Не в силах забыть слова Гань Юй, монахиня смиренно шагала за настоятельницей, оставляя за собой силуэты недругов и родственных душ. Янь Фэй за наглость могли заставить убирать весь беспорядок, отчего Ху Тао хотелось спуститься вниз и помочь, прямо как розоволицая помогла с посудой, это было бы честно, они, как-никак, стали подругами. И несмотря на это, девушки оказались по разные стороны, Янь Фэй — внизу, на кухне, Ху Тао — в кабинете настоятельницы с таким же ярко-красным ковром, подобным тому, на котором пришлось сдирать колени шатенке совсем недавно. Монахиня ожидала, что госпожа Пин прикажет сесть на колющуюся поверхность, жёсткую, как наждачная бумага, но сколько они ни стояли в тишине, этого не происходило.

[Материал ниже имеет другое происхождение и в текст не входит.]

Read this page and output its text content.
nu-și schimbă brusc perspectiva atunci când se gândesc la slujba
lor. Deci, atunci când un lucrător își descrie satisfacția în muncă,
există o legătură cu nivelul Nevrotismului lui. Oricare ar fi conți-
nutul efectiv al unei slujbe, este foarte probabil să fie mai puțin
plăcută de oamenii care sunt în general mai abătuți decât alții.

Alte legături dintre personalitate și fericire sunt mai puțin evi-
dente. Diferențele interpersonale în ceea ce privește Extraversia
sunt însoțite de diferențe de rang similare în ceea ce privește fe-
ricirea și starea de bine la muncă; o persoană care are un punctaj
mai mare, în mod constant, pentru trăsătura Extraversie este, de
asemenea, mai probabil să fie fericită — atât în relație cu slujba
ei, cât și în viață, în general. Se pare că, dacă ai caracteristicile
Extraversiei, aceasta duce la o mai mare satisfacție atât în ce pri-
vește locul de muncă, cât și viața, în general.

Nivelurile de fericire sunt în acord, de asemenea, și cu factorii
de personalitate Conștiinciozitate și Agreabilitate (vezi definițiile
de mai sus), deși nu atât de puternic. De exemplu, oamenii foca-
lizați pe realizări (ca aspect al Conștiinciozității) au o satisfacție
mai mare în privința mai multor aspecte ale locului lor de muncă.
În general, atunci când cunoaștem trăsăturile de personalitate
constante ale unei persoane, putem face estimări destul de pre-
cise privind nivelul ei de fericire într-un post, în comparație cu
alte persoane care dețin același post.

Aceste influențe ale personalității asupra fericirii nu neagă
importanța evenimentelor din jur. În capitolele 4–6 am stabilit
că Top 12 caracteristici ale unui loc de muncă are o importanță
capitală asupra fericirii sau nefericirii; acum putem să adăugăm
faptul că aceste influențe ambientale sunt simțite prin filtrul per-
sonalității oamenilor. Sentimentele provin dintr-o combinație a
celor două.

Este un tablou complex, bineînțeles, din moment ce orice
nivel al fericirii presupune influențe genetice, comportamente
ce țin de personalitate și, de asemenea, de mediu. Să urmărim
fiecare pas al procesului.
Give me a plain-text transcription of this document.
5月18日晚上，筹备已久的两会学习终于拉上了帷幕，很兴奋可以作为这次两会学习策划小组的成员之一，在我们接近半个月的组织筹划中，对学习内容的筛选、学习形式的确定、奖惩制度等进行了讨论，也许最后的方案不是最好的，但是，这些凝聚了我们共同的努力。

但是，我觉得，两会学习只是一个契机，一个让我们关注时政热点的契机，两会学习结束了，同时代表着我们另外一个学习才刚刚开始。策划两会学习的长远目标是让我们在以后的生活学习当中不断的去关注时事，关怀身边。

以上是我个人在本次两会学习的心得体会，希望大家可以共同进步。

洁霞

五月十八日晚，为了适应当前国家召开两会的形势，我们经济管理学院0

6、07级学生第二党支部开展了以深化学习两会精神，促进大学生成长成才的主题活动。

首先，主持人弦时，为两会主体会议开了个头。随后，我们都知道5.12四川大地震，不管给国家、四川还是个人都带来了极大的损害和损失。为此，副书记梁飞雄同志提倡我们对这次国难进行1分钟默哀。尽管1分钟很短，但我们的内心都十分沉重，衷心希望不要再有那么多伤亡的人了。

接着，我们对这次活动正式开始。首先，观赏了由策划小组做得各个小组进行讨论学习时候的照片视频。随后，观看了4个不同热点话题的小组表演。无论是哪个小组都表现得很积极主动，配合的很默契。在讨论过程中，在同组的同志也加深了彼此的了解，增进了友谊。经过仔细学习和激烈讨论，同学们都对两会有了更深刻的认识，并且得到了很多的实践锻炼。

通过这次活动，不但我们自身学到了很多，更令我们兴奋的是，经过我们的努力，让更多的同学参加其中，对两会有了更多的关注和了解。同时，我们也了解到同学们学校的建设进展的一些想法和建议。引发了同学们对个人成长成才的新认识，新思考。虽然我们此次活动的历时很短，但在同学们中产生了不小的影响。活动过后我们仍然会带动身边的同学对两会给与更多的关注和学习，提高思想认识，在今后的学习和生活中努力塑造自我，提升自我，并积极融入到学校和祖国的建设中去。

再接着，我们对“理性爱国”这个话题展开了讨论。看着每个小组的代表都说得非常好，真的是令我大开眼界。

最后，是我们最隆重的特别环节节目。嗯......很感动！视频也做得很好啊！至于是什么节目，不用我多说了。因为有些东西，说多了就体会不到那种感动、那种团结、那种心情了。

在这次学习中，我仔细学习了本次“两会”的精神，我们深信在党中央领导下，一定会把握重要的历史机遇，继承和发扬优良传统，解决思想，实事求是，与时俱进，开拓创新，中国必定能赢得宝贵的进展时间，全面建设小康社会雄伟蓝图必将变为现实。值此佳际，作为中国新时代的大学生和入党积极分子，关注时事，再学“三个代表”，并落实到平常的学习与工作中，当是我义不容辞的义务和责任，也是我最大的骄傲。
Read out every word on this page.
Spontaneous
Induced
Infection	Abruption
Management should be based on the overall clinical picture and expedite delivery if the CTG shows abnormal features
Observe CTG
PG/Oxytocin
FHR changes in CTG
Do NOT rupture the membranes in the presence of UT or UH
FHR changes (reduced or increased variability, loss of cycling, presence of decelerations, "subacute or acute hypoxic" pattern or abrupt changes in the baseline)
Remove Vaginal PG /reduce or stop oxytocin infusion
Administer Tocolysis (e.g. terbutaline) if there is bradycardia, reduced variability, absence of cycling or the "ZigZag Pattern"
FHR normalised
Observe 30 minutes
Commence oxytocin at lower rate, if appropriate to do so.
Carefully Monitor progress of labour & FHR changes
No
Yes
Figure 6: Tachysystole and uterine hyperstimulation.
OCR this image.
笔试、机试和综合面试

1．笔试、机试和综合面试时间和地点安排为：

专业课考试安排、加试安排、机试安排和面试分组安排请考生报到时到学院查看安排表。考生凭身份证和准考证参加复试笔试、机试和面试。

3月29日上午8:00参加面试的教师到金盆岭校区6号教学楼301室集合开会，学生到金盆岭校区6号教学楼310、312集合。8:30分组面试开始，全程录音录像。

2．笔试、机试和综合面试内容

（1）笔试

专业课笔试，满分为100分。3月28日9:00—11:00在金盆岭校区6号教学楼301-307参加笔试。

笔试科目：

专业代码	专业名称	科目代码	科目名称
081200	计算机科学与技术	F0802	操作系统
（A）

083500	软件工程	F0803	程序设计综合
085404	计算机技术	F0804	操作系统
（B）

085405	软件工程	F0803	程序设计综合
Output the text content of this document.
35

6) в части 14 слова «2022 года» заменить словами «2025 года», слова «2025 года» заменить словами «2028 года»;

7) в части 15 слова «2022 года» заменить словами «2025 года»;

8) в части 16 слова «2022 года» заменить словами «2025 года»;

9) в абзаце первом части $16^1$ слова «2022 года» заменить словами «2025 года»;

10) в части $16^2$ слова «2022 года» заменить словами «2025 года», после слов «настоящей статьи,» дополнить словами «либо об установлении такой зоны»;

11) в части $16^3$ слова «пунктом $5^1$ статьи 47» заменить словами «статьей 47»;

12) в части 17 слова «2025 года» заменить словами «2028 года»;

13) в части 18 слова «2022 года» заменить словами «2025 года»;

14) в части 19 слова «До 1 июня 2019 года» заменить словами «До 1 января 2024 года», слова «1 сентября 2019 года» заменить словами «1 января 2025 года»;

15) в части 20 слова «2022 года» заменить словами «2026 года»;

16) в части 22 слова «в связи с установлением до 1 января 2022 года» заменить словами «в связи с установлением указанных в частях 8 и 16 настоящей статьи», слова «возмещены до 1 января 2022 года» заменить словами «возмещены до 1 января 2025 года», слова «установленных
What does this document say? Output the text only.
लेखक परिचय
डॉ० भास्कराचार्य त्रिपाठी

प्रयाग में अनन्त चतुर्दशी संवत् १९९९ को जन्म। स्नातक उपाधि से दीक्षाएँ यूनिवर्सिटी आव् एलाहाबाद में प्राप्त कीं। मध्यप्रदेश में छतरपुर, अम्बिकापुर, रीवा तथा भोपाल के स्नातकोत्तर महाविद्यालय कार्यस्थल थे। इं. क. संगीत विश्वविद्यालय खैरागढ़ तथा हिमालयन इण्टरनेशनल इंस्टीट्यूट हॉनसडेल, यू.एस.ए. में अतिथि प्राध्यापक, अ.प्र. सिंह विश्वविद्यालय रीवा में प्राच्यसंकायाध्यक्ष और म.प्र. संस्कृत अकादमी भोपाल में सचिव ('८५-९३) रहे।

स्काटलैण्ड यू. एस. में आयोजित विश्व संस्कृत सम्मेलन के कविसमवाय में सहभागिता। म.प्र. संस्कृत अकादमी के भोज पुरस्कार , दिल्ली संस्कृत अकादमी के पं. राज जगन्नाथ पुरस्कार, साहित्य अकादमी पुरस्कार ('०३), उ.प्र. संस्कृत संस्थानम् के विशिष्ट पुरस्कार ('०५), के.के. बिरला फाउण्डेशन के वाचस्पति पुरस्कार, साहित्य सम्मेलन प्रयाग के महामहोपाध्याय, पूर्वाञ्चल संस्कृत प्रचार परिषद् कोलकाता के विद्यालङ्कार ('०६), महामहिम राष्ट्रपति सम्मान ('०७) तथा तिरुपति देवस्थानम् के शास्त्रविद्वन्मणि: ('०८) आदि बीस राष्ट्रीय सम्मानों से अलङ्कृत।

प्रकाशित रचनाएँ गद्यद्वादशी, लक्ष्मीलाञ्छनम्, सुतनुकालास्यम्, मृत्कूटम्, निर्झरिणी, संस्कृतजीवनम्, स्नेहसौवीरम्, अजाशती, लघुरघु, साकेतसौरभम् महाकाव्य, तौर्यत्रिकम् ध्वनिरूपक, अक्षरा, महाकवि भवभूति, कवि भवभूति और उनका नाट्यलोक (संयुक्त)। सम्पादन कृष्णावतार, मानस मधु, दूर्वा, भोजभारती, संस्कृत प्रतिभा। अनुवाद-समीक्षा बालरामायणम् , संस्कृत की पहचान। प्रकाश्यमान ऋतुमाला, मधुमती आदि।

Сгорбившаяся старуха жила скромно: раздала почти все богатства своим наследникам, настоятельницам и простым нуждающимся. Впредь в кабинете сиротливо посередине стоял стол, в углу кровать без тёмного одеяла, лишь порванная в некоторых местах простынь и полки с книгами. Их действительно было много, нетрудно догадаться, каким богатством Пин действительно гордилась и хранила до последнего дня. На небеса старуха не могла забрать все эти писания, поэтому влюблённо и с тоской глядела на них, каждый день заботливо смахивала пыль.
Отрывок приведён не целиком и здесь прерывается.